Imagine if, instead of Obamacare, Congress had passed a bill that did three things:
(1) require insurers to cover dependents to age 26,
(2) provide some funding (properly offset by spending cuts elsewhere) to close the Medicare doughnut hole, and
(3) require states receiving Medicare funds to use some of that money to set up high-risk insurance pools for people who can’t get coverage because of pre-existing conditions. These pools are broadly popular: the Obama administration is using them as a stopgap measure until the (wildly unpopular) insurance mandate kicks in in 2014, and the McCain campaign proposed high-risk pools as his permanent solution to the problem, not a stopgap.

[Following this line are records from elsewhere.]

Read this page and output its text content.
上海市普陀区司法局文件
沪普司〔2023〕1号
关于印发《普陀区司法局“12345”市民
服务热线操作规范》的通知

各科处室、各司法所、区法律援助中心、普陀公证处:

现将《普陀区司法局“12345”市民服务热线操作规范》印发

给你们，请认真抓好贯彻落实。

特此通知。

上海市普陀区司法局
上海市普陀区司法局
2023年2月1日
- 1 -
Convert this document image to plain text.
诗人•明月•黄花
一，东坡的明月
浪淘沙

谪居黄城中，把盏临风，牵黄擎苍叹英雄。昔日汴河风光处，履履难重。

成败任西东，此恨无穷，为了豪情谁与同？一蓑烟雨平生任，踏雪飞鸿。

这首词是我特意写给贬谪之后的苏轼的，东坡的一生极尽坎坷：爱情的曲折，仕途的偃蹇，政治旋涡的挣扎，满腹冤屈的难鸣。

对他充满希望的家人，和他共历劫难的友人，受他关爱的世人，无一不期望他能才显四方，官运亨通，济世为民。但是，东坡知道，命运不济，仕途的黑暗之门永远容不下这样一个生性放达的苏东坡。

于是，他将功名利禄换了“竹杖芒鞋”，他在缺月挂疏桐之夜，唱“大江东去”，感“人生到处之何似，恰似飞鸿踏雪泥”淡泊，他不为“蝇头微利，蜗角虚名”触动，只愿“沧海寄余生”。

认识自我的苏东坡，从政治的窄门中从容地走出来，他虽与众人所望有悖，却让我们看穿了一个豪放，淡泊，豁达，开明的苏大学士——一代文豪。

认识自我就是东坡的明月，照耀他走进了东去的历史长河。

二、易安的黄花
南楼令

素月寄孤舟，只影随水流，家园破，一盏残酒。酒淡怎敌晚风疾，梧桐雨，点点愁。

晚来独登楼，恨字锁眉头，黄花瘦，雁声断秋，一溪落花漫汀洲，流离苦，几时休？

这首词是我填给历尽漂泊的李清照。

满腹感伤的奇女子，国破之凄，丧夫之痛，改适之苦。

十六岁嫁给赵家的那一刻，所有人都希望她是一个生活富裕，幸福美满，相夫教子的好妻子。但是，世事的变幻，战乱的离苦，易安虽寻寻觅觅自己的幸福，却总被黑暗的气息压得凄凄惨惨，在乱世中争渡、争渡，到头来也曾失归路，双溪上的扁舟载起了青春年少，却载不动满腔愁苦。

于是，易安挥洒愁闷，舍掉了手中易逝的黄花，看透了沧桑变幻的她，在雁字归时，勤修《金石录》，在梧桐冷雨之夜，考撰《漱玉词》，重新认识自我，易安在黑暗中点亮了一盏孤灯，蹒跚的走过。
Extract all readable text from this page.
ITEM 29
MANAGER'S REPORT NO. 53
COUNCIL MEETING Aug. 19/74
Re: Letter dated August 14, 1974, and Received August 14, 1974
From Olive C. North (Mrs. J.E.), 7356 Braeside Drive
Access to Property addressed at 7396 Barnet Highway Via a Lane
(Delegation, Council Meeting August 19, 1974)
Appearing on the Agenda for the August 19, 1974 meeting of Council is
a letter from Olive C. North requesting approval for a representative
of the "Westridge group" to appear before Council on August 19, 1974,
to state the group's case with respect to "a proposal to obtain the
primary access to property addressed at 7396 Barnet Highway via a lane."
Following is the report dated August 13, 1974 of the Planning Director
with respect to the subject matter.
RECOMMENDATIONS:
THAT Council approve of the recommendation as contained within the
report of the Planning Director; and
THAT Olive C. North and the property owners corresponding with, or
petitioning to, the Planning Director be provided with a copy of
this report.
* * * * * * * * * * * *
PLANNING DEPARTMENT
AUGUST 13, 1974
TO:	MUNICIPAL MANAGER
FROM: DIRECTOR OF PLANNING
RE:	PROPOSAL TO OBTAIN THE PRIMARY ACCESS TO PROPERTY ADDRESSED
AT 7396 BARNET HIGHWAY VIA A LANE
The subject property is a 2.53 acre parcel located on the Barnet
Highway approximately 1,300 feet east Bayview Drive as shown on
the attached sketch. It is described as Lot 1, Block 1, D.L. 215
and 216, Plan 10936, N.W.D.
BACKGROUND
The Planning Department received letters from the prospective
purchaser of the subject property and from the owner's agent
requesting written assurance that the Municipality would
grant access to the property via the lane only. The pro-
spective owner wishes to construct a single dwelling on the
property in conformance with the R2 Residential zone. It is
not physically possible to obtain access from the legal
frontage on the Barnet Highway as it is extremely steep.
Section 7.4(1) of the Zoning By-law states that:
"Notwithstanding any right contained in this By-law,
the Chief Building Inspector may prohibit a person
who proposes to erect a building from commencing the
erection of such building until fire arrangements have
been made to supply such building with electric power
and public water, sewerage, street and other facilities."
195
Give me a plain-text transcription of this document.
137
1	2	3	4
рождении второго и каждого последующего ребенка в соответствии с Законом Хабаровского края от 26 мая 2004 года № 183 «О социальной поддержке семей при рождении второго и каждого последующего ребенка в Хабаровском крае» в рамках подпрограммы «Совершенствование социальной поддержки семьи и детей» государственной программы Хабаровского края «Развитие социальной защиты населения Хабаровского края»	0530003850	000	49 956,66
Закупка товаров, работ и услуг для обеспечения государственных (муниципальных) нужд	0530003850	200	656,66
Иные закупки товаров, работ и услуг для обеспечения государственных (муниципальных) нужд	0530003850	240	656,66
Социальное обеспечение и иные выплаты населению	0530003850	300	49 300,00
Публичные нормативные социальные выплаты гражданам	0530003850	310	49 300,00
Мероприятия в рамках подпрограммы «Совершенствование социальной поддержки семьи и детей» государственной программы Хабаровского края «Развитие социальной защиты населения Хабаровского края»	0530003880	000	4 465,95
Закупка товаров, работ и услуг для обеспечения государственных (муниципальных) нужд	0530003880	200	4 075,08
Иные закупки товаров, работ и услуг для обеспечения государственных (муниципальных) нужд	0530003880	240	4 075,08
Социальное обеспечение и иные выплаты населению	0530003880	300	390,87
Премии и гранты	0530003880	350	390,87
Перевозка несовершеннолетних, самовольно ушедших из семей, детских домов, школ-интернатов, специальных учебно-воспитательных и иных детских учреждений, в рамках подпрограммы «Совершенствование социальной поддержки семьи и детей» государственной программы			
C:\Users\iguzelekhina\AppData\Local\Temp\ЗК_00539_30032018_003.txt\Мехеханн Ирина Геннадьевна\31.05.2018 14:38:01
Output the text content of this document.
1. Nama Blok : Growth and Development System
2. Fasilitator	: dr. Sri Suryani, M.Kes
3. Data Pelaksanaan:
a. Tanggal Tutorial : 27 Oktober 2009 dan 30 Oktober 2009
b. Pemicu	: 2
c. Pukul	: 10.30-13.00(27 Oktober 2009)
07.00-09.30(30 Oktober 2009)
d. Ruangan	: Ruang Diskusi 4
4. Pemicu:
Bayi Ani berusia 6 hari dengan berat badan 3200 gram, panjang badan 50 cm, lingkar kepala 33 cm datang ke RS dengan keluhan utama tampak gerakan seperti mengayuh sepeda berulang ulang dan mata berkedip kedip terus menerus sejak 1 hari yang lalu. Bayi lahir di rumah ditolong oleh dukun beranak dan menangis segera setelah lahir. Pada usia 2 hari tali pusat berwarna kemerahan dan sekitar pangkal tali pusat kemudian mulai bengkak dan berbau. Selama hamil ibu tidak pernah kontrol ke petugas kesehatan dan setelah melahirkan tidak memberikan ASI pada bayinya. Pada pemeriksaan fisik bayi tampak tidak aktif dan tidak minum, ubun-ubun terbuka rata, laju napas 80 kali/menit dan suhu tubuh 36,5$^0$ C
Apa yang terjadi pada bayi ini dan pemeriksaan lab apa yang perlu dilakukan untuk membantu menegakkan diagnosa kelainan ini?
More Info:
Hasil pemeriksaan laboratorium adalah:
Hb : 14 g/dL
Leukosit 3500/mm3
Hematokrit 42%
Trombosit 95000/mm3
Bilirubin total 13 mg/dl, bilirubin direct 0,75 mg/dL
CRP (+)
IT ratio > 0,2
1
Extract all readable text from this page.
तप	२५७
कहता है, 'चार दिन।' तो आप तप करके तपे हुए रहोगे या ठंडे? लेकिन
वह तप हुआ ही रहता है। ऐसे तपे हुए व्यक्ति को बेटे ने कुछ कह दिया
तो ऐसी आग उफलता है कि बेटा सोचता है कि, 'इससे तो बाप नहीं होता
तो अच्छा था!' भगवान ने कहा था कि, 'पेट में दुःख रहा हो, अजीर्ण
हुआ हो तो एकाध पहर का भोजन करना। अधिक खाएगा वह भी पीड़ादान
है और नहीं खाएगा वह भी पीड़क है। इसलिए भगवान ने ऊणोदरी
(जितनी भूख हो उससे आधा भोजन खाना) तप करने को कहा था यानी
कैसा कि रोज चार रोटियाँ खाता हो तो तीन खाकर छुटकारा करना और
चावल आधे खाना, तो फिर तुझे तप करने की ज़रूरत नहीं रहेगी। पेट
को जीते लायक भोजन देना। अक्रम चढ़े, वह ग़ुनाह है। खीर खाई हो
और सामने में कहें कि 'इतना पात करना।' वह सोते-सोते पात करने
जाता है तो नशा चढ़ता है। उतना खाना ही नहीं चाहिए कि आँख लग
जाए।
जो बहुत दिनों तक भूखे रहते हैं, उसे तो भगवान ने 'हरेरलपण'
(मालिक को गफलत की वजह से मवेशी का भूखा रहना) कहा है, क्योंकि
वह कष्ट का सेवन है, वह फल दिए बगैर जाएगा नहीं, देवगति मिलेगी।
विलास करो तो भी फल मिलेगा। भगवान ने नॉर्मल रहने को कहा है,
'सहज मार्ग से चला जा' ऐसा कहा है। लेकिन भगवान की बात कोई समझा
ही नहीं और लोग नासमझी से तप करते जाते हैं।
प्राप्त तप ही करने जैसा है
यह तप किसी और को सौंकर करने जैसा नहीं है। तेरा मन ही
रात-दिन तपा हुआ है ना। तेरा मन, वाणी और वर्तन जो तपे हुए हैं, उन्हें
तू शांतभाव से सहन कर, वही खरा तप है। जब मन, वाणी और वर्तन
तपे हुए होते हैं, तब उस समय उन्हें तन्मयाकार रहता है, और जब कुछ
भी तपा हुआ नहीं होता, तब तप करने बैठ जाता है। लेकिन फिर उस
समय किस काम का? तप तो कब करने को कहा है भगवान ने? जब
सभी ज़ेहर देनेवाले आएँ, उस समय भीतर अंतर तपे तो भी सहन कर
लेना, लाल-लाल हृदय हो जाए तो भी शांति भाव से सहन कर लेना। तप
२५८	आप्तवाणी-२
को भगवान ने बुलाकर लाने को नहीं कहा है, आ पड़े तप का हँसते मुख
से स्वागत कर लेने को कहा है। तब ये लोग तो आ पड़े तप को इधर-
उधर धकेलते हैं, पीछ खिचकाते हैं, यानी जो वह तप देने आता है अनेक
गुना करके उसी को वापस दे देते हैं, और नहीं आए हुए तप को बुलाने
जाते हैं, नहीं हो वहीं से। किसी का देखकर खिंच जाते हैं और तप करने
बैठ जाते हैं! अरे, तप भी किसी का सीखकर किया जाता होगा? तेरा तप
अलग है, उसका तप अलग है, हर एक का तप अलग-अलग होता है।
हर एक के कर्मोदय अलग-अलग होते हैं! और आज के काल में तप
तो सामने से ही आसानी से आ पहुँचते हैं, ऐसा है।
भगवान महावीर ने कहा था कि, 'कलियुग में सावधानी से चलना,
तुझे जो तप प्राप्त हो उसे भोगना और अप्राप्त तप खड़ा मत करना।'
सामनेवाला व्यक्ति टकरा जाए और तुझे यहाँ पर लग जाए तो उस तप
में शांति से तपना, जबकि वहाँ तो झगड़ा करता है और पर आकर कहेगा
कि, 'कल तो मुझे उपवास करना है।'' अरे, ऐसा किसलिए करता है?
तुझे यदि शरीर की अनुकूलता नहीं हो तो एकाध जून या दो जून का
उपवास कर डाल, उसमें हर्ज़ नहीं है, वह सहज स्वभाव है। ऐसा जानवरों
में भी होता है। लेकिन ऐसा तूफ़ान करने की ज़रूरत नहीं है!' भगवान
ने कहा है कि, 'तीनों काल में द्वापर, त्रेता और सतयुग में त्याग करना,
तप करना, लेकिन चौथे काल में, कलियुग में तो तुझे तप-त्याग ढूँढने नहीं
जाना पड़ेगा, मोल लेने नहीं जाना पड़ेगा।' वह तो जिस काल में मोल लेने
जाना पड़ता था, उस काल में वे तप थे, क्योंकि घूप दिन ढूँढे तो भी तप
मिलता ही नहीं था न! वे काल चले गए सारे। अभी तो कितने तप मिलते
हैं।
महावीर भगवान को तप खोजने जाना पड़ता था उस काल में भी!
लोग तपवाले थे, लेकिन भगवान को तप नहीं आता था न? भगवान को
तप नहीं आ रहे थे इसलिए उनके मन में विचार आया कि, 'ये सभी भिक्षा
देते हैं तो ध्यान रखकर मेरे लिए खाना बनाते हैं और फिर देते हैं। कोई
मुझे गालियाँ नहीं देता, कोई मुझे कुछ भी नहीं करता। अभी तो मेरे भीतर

A small, relatively inexpensive bill, built on three very popular ideas, which would have fixed some problems in our health care system without fundamentally transforming it — or making taxpayers pay for abortions! Wouldn’t everyone be happier right now if we’d done that? President Obama might even have a governing majority right now.
Read the whole Levin piece. It’s pretty good.
In the meantime, as long as I’m riling up conventional wisdom, I may as well get started on my piece about why centrists are destroying America.